The reason why I had to do it my way is because I have no idea how commercial stock market programs work. I soon found that writing this program wasn't exactly a walk in the park but, after a lot of time and lots of effort, I am now seeing a light at the end of the tunnel. About a month back I started running tests to establish if and how my approach performs and am happy to say that at this stage the results are encouraging being better than bank interest by a factor or two.
To test my theories I run two systems, one processing the latest data whilst the other one is running data which is several months old. This second system has selection parameters built in enabling it to identify those stocks which are likely to go up.
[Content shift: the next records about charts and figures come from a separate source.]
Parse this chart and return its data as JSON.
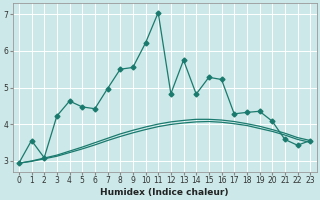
{
  "xlabel": "Humidex (Indice chaleur)",
  "bg_color": "#cce8e8",
  "grid_color": "#b0d8d8",
  "line_color": "#1a7a6e",
  "xlim": [
    -0.5,
    23.5
  ],
  "ylim": [
    2.7,
    7.3
  ],
  "x_ticks": [
    0,
    1,
    2,
    3,
    4,
    5,
    6,
    7,
    8,
    9,
    10,
    11,
    12,
    13,
    14,
    15,
    16,
    17,
    18,
    19,
    20,
    21,
    22,
    23
  ],
  "y_ticks": [
    3,
    4,
    5,
    6,
    7
  ],
  "line1_x": [
    0,
    1,
    2,
    3,
    4,
    5,
    6,
    7,
    8,
    9,
    10,
    11,
    12,
    13,
    14,
    15,
    16,
    17,
    18,
    19,
    20,
    21,
    22,
    23
  ],
  "line1_y": [
    2.93,
    3.55,
    3.08,
    4.22,
    4.63,
    4.47,
    4.42,
    4.97,
    5.5,
    5.55,
    6.22,
    7.05,
    4.83,
    5.75,
    4.82,
    5.28,
    5.22,
    4.28,
    4.32,
    4.35,
    4.08,
    3.58,
    3.42,
    3.55
  ],
  "line2_x": [
    0,
    1,
    2,
    3,
    4,
    5,
    6,
    7,
    8,
    9,
    10,
    11,
    12,
    13,
    14,
    15,
    16,
    17,
    18,
    19,
    20,
    21,
    22,
    23
  ],
  "line2_y": [
    2.93,
    2.98,
    3.05,
    3.12,
    3.22,
    3.32,
    3.43,
    3.55,
    3.66,
    3.76,
    3.85,
    3.93,
    3.99,
    4.03,
    4.06,
    4.07,
    4.05,
    4.01,
    3.96,
    3.88,
    3.8,
    3.7,
    3.58,
    3.5
  ],
  "line3_x": [
    0,
    1,
    2,
    3,
    4,
    5,
    6,
    7,
    8,
    9,
    10,
    11,
    12,
    13,
    14,
    15,
    16,
    17,
    18,
    19,
    20,
    21,
    22,
    23
  ],
  "line3_y": [
    2.93,
    2.99,
    3.07,
    3.15,
    3.26,
    3.37,
    3.49,
    3.61,
    3.73,
    3.83,
    3.92,
    4.0,
    4.06,
    4.1,
    4.13,
    4.13,
    4.11,
    4.07,
    4.01,
    3.94,
    3.85,
    3.75,
    3.63,
    3.55
  ],
  "marker_size": 2.5,
  "line_width": 0.9,
  "xlabel_fontsize": 6.5,
  "tick_fontsize": 5.5
}
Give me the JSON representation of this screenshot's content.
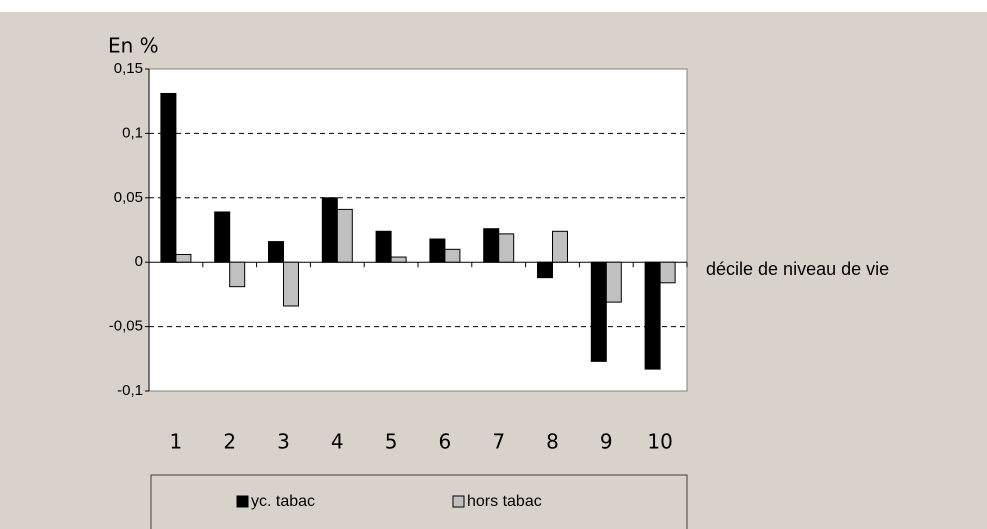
{
  "chart_data": {
    "type": "bar",
    "ylabel": "En %",
    "xlabel": "décile de niveau de vie",
    "categories": [
      "1",
      "2",
      "3",
      "4",
      "5",
      "6",
      "7",
      "8",
      "9",
      "10"
    ],
    "series": [
      {
        "name": "yc. tabac",
        "color": "#000000",
        "values": [
          0.131,
          0.039,
          0.016,
          0.05,
          0.024,
          0.018,
          0.026,
          -0.012,
          -0.077,
          -0.083
        ]
      },
      {
        "name": "hors tabac",
        "color": "#c0c0c0",
        "values": [
          0.006,
          -0.019,
          -0.034,
          0.041,
          0.004,
          0.01,
          0.022,
          0.024,
          -0.031,
          -0.016
        ]
      }
    ],
    "ylim": [
      -0.1,
      0.15
    ],
    "yticks": [
      {
        "value": -0.1,
        "label": "-0,1"
      },
      {
        "value": -0.05,
        "label": "-0,05"
      },
      0,
      {
        "value": 0.05,
        "label": "0,05"
      },
      {
        "value": 0.1,
        "label": "0,1"
      },
      {
        "value": 0.15,
        "label": "0,15"
      }
    ],
    "grid": true
  }
}
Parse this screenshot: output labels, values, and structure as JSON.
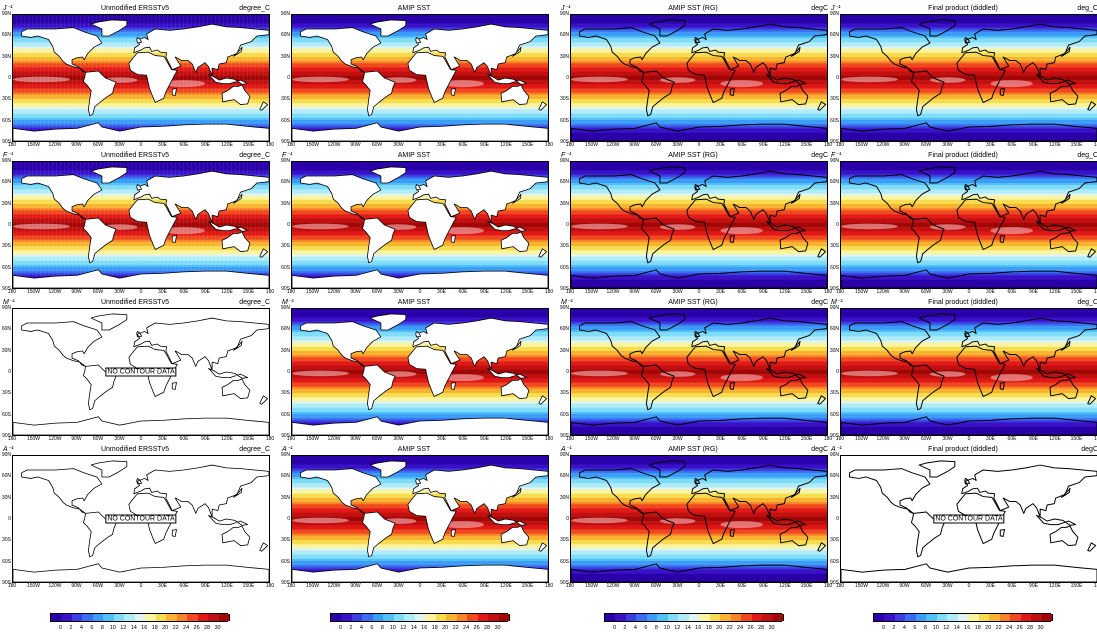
{
  "panels": [
    {
      "label": "J⁻¹",
      "title": "Unmodified ERSSTv5",
      "units": "degree_C",
      "has_data": true,
      "ocean_grid": true
    },
    {
      "label": "",
      "title": "AMIP SST",
      "units": "",
      "has_data": true,
      "ocean_grid": false
    },
    {
      "label": "J⁻¹",
      "title": "AMIP SST (RG)",
      "units": "degC",
      "has_data": true,
      "ocean_grid": false
    },
    {
      "label": "J⁻¹",
      "title": "Final product (diddled)",
      "units": "deg_C",
      "has_data": true,
      "ocean_grid": false
    },
    {
      "label": "F⁻¹",
      "title": "Unmodified ERSSTv5",
      "units": "degree_C",
      "has_data": true,
      "ocean_grid": true
    },
    {
      "label": "F⁻¹",
      "title": "AMIP SST",
      "units": "",
      "has_data": true,
      "ocean_grid": false
    },
    {
      "label": "F⁻¹",
      "title": "AMIP SST (RG)",
      "units": "degC",
      "has_data": true,
      "ocean_grid": false
    },
    {
      "label": "F⁻¹",
      "title": "Final product (diddled)",
      "units": "deg_C",
      "has_data": true,
      "ocean_grid": false
    },
    {
      "label": "M⁻¹",
      "title": "Unmodified ERSSTv5",
      "units": "degree_C",
      "has_data": false,
      "ocean_grid": false
    },
    {
      "label": "M⁻¹",
      "title": "AMIP SST",
      "units": "",
      "has_data": true,
      "ocean_grid": false
    },
    {
      "label": "M⁻¹",
      "title": "AMIP SST (RG)",
      "units": "degC",
      "has_data": true,
      "ocean_grid": false
    },
    {
      "label": "M⁻¹",
      "title": "Final product (diddled)",
      "units": "deg_C",
      "has_data": true,
      "ocean_grid": false
    },
    {
      "label": "A⁻¹",
      "title": "Unmodified ERSSTv5",
      "units": "degree_C",
      "has_data": false,
      "ocean_grid": false
    },
    {
      "label": "A⁻¹",
      "title": "AMIP SST",
      "units": "",
      "has_data": true,
      "ocean_grid": false
    },
    {
      "label": "A⁻¹",
      "title": "AMIP SST (RG)",
      "units": "degC",
      "has_data": true,
      "ocean_grid": false
    },
    {
      "label": "A⁻¹",
      "title": "Final product (diddled)",
      "units": "degC",
      "has_data": false,
      "ocean_grid": false
    }
  ],
  "no_data_text": "NO CONTOUR DATA",
  "lat_labels": [
    "90N",
    "60N",
    "30N",
    "0",
    "30S",
    "60S",
    "90S"
  ],
  "lon_labels": [
    "180",
    "150W",
    "120W",
    "90W",
    "60W",
    "30W",
    "0",
    "30E",
    "60E",
    "90E",
    "120E",
    "150E",
    "180"
  ],
  "colorbar": {
    "labels": [
      "0",
      "2",
      "4",
      "6",
      "8",
      "10",
      "12",
      "14",
      "16",
      "18",
      "20",
      "22",
      "24",
      "26",
      "28",
      "30"
    ],
    "colors": [
      "#2a00a8",
      "#3a10c8",
      "#3c3ce0",
      "#3c6cf0",
      "#3c9cf8",
      "#50c0f8",
      "#80dcf8",
      "#b0ecf8",
      "#e0f4f4",
      "#f8f4a0",
      "#f8dc50",
      "#f8b430",
      "#f8842a",
      "#f04820",
      "#e01818",
      "#c01010",
      "#a00808"
    ],
    "count": 4
  }
}
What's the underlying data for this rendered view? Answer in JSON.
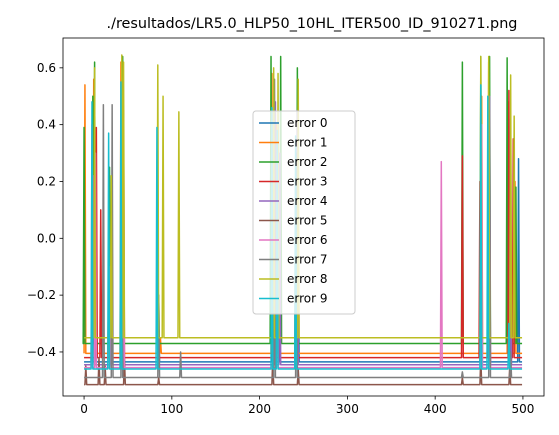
{
  "chart_data": {
    "type": "line",
    "title": "./resultados/LR5.0_HLP50_10HL_ITER500_ID_910271.png",
    "xlabel": "",
    "ylabel": "",
    "xlim": [
      -24,
      524
    ],
    "ylim": [
      -0.555,
      0.705
    ],
    "xticks": [
      0,
      100,
      200,
      300,
      400,
      500
    ],
    "yticks": [
      -0.4,
      -0.2,
      0.0,
      0.2,
      0.4,
      0.6
    ],
    "xtick_labels": [
      "0",
      "100",
      "200",
      "300",
      "400",
      "500"
    ],
    "ytick_labels": [
      "−0.4",
      "−0.2",
      "0.0",
      "0.2",
      "0.4",
      "0.6"
    ],
    "grid": false,
    "legend": "center",
    "series": [
      {
        "name": "error 0",
        "color": "#1f77b4",
        "baseline": -0.435,
        "spikes": [
          [
            9,
            0.02
          ],
          [
            13,
            -0.1
          ],
          [
            30,
            -0.15
          ],
          [
            44,
            0.3
          ],
          [
            85,
            -0.2
          ],
          [
            215,
            0.05
          ],
          [
            222,
            -0.3
          ],
          [
            244,
            0.1
          ],
          [
            452,
            -0.1
          ],
          [
            462,
            0.0
          ],
          [
            485,
            -0.2
          ],
          [
            495,
            0.28
          ]
        ]
      },
      {
        "name": "error 1",
        "color": "#ff7f0e",
        "baseline": -0.405,
        "spikes": [
          [
            1,
            0.54
          ],
          [
            11,
            0.56
          ],
          [
            28,
            -0.2
          ],
          [
            42,
            0.62
          ],
          [
            87,
            -0.35
          ],
          [
            214,
            0.58
          ],
          [
            219,
            0.4
          ],
          [
            241,
            0.2
          ],
          [
            453,
            0.5
          ],
          [
            461,
            0.62
          ],
          [
            483,
            0.48
          ],
          [
            491,
            0.2
          ]
        ]
      },
      {
        "name": "error 2",
        "color": "#2ca02c",
        "baseline": -0.37,
        "spikes": [
          [
            0,
            0.39
          ],
          [
            10,
            0.5
          ],
          [
            12,
            0.62
          ],
          [
            29,
            0.25
          ],
          [
            44,
            0.64
          ],
          [
            213,
            0.64
          ],
          [
            224,
            0.64
          ],
          [
            243,
            0.6
          ],
          [
            431,
            0.62
          ],
          [
            452,
            0.64
          ],
          [
            462,
            0.64
          ],
          [
            482,
            0.635
          ],
          [
            492,
            0.18
          ]
        ]
      },
      {
        "name": "error 3",
        "color": "#d62728",
        "baseline": -0.42,
        "spikes": [
          [
            14,
            0.39
          ],
          [
            19,
            0.1
          ],
          [
            30,
            -0.1
          ],
          [
            45,
            0.45
          ],
          [
            216,
            0.42
          ],
          [
            222,
            0.2
          ],
          [
            243,
            0.1
          ],
          [
            431,
            0.29
          ],
          [
            451,
            0.2
          ],
          [
            461,
            0.45
          ],
          [
            484,
            0.52
          ],
          [
            489,
            0.35
          ]
        ]
      },
      {
        "name": "error 4",
        "color": "#9467bd",
        "baseline": -0.445,
        "spikes": [
          [
            11,
            0.22
          ],
          [
            31,
            -0.2
          ],
          [
            44,
            0.5
          ],
          [
            218,
            0.48
          ],
          [
            223,
            0.3
          ],
          [
            243,
            0.45
          ],
          [
            462,
            0.5
          ],
          [
            486,
            0.42
          ]
        ]
      },
      {
        "name": "error 5",
        "color": "#8c564b",
        "baseline": -0.515,
        "spikes": [
          [
            2,
            -0.45
          ],
          [
            17,
            -0.42
          ],
          [
            24,
            -0.45
          ],
          [
            46,
            -0.42
          ],
          [
            85,
            -0.49
          ],
          [
            215,
            -0.42
          ],
          [
            244,
            -0.46
          ],
          [
            431,
            -0.49
          ],
          [
            452,
            -0.42
          ],
          [
            485,
            -0.45
          ]
        ]
      },
      {
        "name": "error 6",
        "color": "#e377c2",
        "baseline": -0.455,
        "spikes": [
          [
            9,
            0.4
          ],
          [
            13,
            0.3
          ],
          [
            30,
            -0.1
          ],
          [
            45,
            0.2
          ],
          [
            220,
            0.3
          ],
          [
            407,
            0.27
          ],
          [
            453,
            0.4
          ],
          [
            462,
            0.3
          ]
        ]
      },
      {
        "name": "error 7",
        "color": "#7f7f7f",
        "baseline": -0.49,
        "spikes": [
          [
            22,
            0.47
          ],
          [
            32,
            0.47
          ],
          [
            43,
            0.4
          ],
          [
            85,
            -0.2
          ],
          [
            110,
            -0.4
          ],
          [
            217,
            0.56
          ],
          [
            242,
            0.3
          ],
          [
            431,
            -0.47
          ],
          [
            462,
            0.45
          ],
          [
            486,
            -0.4
          ]
        ]
      },
      {
        "name": "error 8",
        "color": "#bcbd22",
        "baseline": -0.35,
        "spikes": [
          [
            12,
            0.6
          ],
          [
            31,
            0.22
          ],
          [
            43,
            0.645
          ],
          [
            45,
            0.62
          ],
          [
            84,
            0.61
          ],
          [
            90,
            0.5
          ],
          [
            108,
            0.445
          ],
          [
            216,
            0.6
          ],
          [
            221,
            0.58
          ],
          [
            244,
            0.56
          ],
          [
            452,
            0.64
          ],
          [
            461,
            0.64
          ],
          [
            486,
            0.575
          ],
          [
            490,
            0.43
          ]
        ]
      },
      {
        "name": "error 9",
        "color": "#17becf",
        "baseline": -0.46,
        "spikes": [
          [
            9,
            0.48
          ],
          [
            28,
            0.37
          ],
          [
            42,
            0.55
          ],
          [
            83,
            0.39
          ],
          [
            214,
            0.46
          ],
          [
            220,
            0.38
          ],
          [
            241,
            0.36
          ],
          [
            452,
            0.54
          ],
          [
            460,
            0.5
          ],
          [
            484,
            -0.3
          ]
        ]
      }
    ]
  }
}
At the end of each market day's run I "buy" exactly $1,000 worth of every share that was selected this giving me the numbers of every share "bought". I then display all these stocks using charts that are current, and use the current prices to get the final values.
I started running tests using data as from 07/08/06 and processed every market day, the last one being 24/11/06 - a total of 80 trading days. The runs were terminated progressively starting from 06/02/07 and finishing on 16/02/07. The results are as follows -
Number of shares selected 275
Amount "invested" $275,000
Amount "returned" $371,812
Amount "gained" $96,812
% "Gained" 35.2%
Six shares more than doubled in value and four shares lost more than 40%. Overall 64 shares returned losses whilst 211 shares returned gains. On an average there were 3.4 selections per day. More stocks per day were selected in the August-September period than in the October-November period. Also, gains were lower in the latter period, possibly due to the reduction in run time.
Of course I am ignoring brokerages and CGT.
There were a couple of unexpected results -
1. I expected to see best gains from stocks that had dropped down to the bottom third of their annual price range. That wasn't the case. Best gains came from stocks that were in the top third of their annual price range. Very few came from the bottom range or even the middle range. This could be due to the parameters used in the selection filter.
2. If I was monitoring these stocks from the day they were "bought", the final result wouldn't have been as good. This is because I'd have sold a lot of them on the first significant dip. As it was they dipped and corrected and came up with reasonable final results.
At this stage I believe that better results are possible by doing some vetting of the selected stocks before "buying" them. Some improvement can be gained by modifying the selection filter, though this will require some deep thinking. Also, this program was written using only the daily closing prices without giving any consideration to volumes, except for rejecting all stocks whose annual daily average of shares traded was below 100k. I had looked at volumes but so far haven't been able to recognise any consistent patterns which I could use in this program. Certainly a possibility in the future.
I am looking forward to receiving some comments.